To communicate with Elliott, ABA Journal uses a variety of forms, including a program called Datatrax that manages the ad sales process from start to finish. ABA Journal also gets weekly reports from its six Elliott reps and hosts sales meetings twice per year. “Our expenses are significantly lower than when we had an ad sales and marketing staff,” says Adams. “They’ve also brought in advertisers of the sort we’re trying to get, like Intel and Ritz-Carlton.”
Meanwhile, American School Board Journal recently tapped rep firm Fox Associates to handle its ad sales. Fox has set up an automated Call Report system that provides detailed information on a call-by-call basis. “We’re estimating that outsourcing this function will give us a full, nationwide sales force at about the same cost as salary, overhead, and expenses for one high-level, full-time staff salesperson,” says associate executive director and publisher Marilee C. Rist.
A Process Checklist
Determining what the client wants is key. Bates Creative Group, which handles print design, has an established process for identifying the client’s concerns. “We talk very clearly with the prospect about our philosophy and process for redesign,” says president Debbie Bates-Schrott. “At the RFP stage, we ask questions to determine what services they will really need. Do they need editorial consulting and not just design, for example. If we do not feel that the client is a good fit, we can tell from these early discussions. This could be based on style of communication, budget, design and magazine philosophy and possibly schedule.”
The process includes:
• An in-person kick-off meeting. Bates sends a questionnaire ahead to the client to prepare. It covers things like target reader characteristics, defining the competition, editorial planning, etc. Bates also writes a creative brief which they use to measure everything against.
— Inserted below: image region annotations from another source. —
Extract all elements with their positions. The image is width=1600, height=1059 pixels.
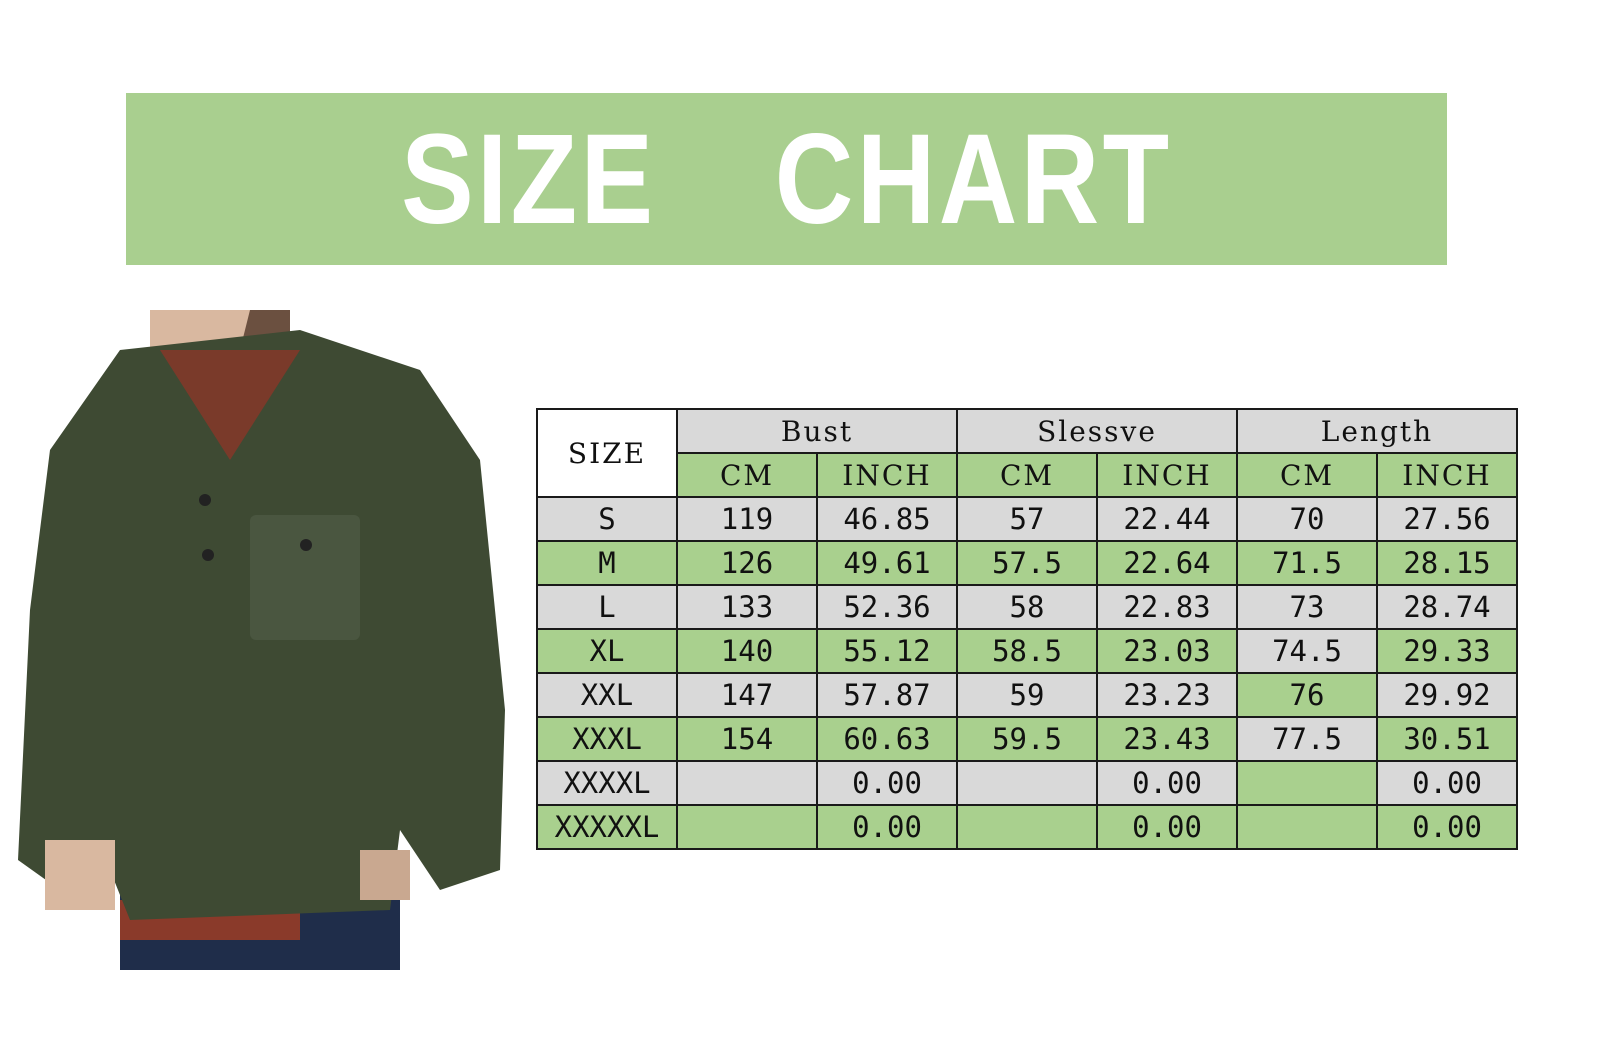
page-title: SIZE CHART <box>400 107 1173 251</box>
size-cell: XXXL <box>536 716 678 762</box>
group-sleeve: Slessve <box>956 408 1238 454</box>
measurement-cell: 29.33 <box>1376 628 1518 674</box>
unit-header: CM <box>1236 452 1378 498</box>
table-row: XXL 147 57.87 59 23.23 76 29.92 <box>536 672 1518 718</box>
measurement-cell: 71.5 <box>1236 540 1378 586</box>
size-cell: XXXXL <box>536 760 678 806</box>
measurement-cell: 28.15 <box>1376 540 1518 586</box>
measurement-cell: 0.00 <box>816 760 958 806</box>
measurement-cell <box>676 760 818 806</box>
measurement-cell: 22.64 <box>1096 540 1238 586</box>
measurement-cell: 119 <box>676 496 818 542</box>
measurement-cell: 74.5 <box>1236 628 1378 674</box>
measurement-cell: 0.00 <box>816 804 958 850</box>
group-length: Length <box>1236 408 1518 454</box>
measurement-cell <box>956 804 1098 850</box>
unit-header: INCH <box>1376 452 1518 498</box>
size-table: SIZE Bust Slessve Length CM INCH CM INCH CM I… <box>536 408 1518 850</box>
product-photo <box>18 310 505 970</box>
measurement-cell: 126 <box>676 540 818 586</box>
size-cell: M <box>536 540 678 586</box>
table-row: M 126 49.61 57.5 22.64 71.5 28.15 <box>536 540 1518 586</box>
measurement-cell: 52.36 <box>816 584 958 630</box>
measurement-cell: 133 <box>676 584 818 630</box>
table-row: L 133 52.36 58 22.83 73 28.74 <box>536 584 1518 630</box>
measurement-cell: 29.92 <box>1376 672 1518 718</box>
table-row: XXXXXL 0.00 0.00 0.00 <box>536 804 1518 850</box>
measurement-cell <box>676 804 818 850</box>
size-cell: XL <box>536 628 678 674</box>
measurement-cell: 0.00 <box>1096 760 1238 806</box>
measurement-cell: 58 <box>956 584 1098 630</box>
measurement-cell: 58.5 <box>956 628 1098 674</box>
table-row: XXXXL 0.00 0.00 0.00 <box>536 760 1518 806</box>
measurement-cell: 28.74 <box>1376 584 1518 630</box>
measurement-cell: 140 <box>676 628 818 674</box>
size-cell: XXL <box>536 672 678 718</box>
measurement-cell: 27.56 <box>1376 496 1518 542</box>
measurement-cell: 59 <box>956 672 1098 718</box>
unit-header: CM <box>676 452 818 498</box>
measurement-cell: 154 <box>676 716 818 762</box>
unit-header: INCH <box>1096 452 1238 498</box>
measurement-cell: 30.51 <box>1376 716 1518 762</box>
measurement-cell: 0.00 <box>1376 760 1518 806</box>
measurement-cell: 57 <box>956 496 1098 542</box>
measurement-cell: 73 <box>1236 584 1378 630</box>
measurement-cell: 57.87 <box>816 672 958 718</box>
measurement-cell: 0.00 <box>1096 804 1238 850</box>
measurement-cell: 0.00 <box>1376 804 1518 850</box>
measurement-cell: 70 <box>1236 496 1378 542</box>
measurement-cell <box>1236 804 1378 850</box>
measurement-cell: 77.5 <box>1236 716 1378 762</box>
measurement-cell: 147 <box>676 672 818 718</box>
measurement-cell: 49.61 <box>816 540 958 586</box>
table-row: S 119 46.85 57 22.44 70 27.56 <box>536 496 1518 542</box>
measurement-cell: 23.43 <box>1096 716 1238 762</box>
unit-header: INCH <box>816 452 958 498</box>
measurement-cell <box>956 760 1098 806</box>
measurement-cell: 23.03 <box>1096 628 1238 674</box>
measurement-cell: 59.5 <box>956 716 1098 762</box>
group-bust: Bust <box>676 408 958 454</box>
measurement-cell <box>1236 760 1378 806</box>
table-row: XXXL 154 60.63 59.5 23.43 77.5 30.51 <box>536 716 1518 762</box>
measurement-cell: 23.23 <box>1096 672 1238 718</box>
measurement-cell: 60.63 <box>816 716 958 762</box>
measurement-cell: 76 <box>1236 672 1378 718</box>
unit-header: CM <box>956 452 1098 498</box>
size-cell: L <box>536 584 678 630</box>
measurement-cell: 57.5 <box>956 540 1098 586</box>
title-banner: SIZE CHART <box>126 93 1447 265</box>
size-cell: S <box>536 496 678 542</box>
table-row: XL 140 55.12 58.5 23.03 74.5 29.33 <box>536 628 1518 674</box>
size-header: SIZE <box>536 408 678 498</box>
measurement-cell: 22.83 <box>1096 584 1238 630</box>
measurement-cell: 55.12 <box>816 628 958 674</box>
measurement-cell: 46.85 <box>816 496 958 542</box>
measurement-cell: 22.44 <box>1096 496 1238 542</box>
size-cell: XXXXXL <box>536 804 678 850</box>
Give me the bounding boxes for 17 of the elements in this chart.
• The creative process is about six weeks (depending on client launch date). During this step Bates has at least three designers working and is critiquing as a group at least once a week.
• Presentation of three different design directions (Cover, TOC, Department, Column, Feature).
• Feedback provided by client with about two rounds of refinement.
• Once approved, Bates creates a style guide, templates and style sheets ready to use for the first new issue.
Lux Design originally looked to Bates for a redesign and after initial talks, decided to outsource production to them as well. “Based on the cost per issue, it was more cost-efficient to hire Bates than to hire someone in-house,” says Lux Design president and publisher Michael Solovy. “As our magazine grows, we’ll have to constantly re-evaluate the cost/value relationship.
Additionally, the talent-to cost-ratio was far beyond what we could have found in the Twin Cities.”
To coordinate the workflow, Bates provides an issue map and organized the FTP server to avoid confusion. Lux Design details any proof changes via e-mail and Word documents. “We set up some general guidelines and gave Bates creative freedom to execute,” says Solovy. “Because they are paid per page, they have a vested interest in making sure Lux Design grows as well.”